2015-12-18T12:49:55.639  ERR     [NET] proto_ip_recv_handler:494 Dropping packet destined for
10.10.150.254, which is a blocked subnet.
2015-12-18T12:52:27.764  ERR     [NET] proto_ip_recv_handler:494 Dropping packet destined for 
10.10.150.254, which is a blocked subnet. [message repeated 48 times]

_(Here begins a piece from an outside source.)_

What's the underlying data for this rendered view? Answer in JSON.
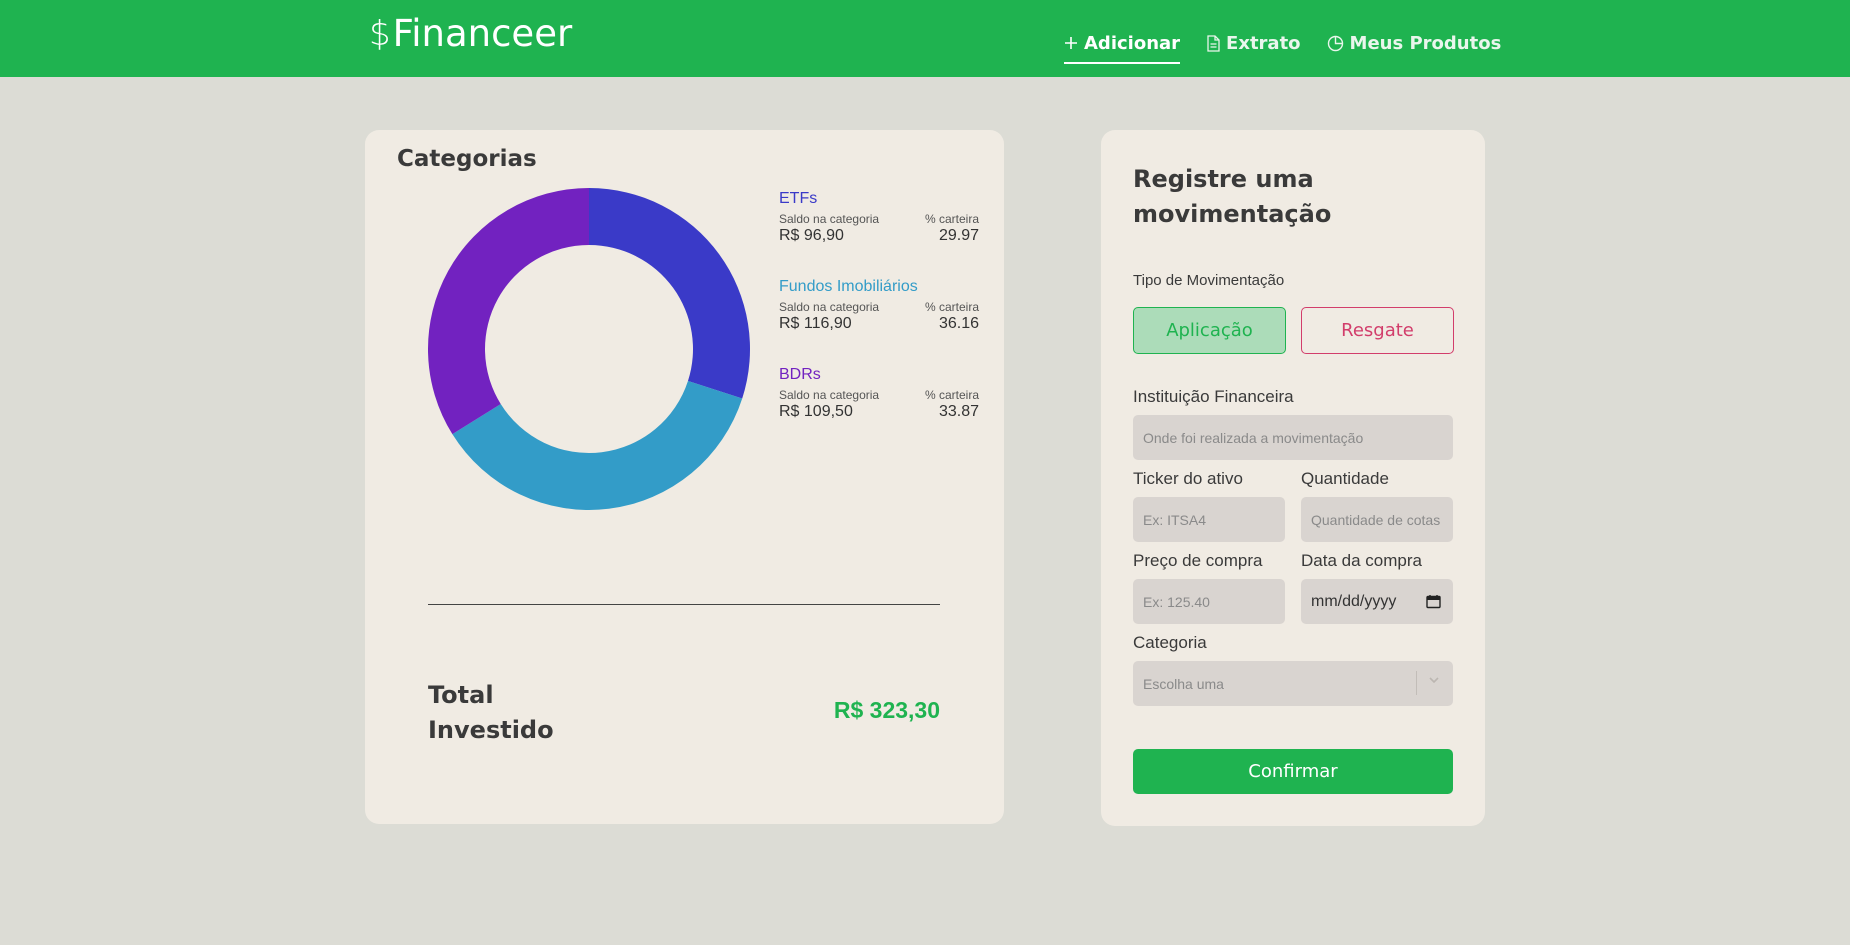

2015-12-18T12:52:27.764  ERR     [NET] proto_ip_recv_handler:494 Dropping packet destined for 
10.10.150.10, which is a blocked subnet.
Step 1: On SD-WAN Gateway, edit /opt/vc/etc/vc_blocked_subnets.jsonfile. You will find that this file first has the following. 
[
            {
                        "network_addr": "10.0.0.0",
                        "subnet_mask": "255.0.0.0"
            },
            {
            "network_addr": "172.16.0.0",
            "subnet_mask": "255.255.0.0"
            }
]
Step 2: Remove the two networks. The file should look like below after editing. Save the change. 
[
]

Step 3: Restart the SD-WAN Gateway process by sudo /opt/vc/bin/vc_procmon restart.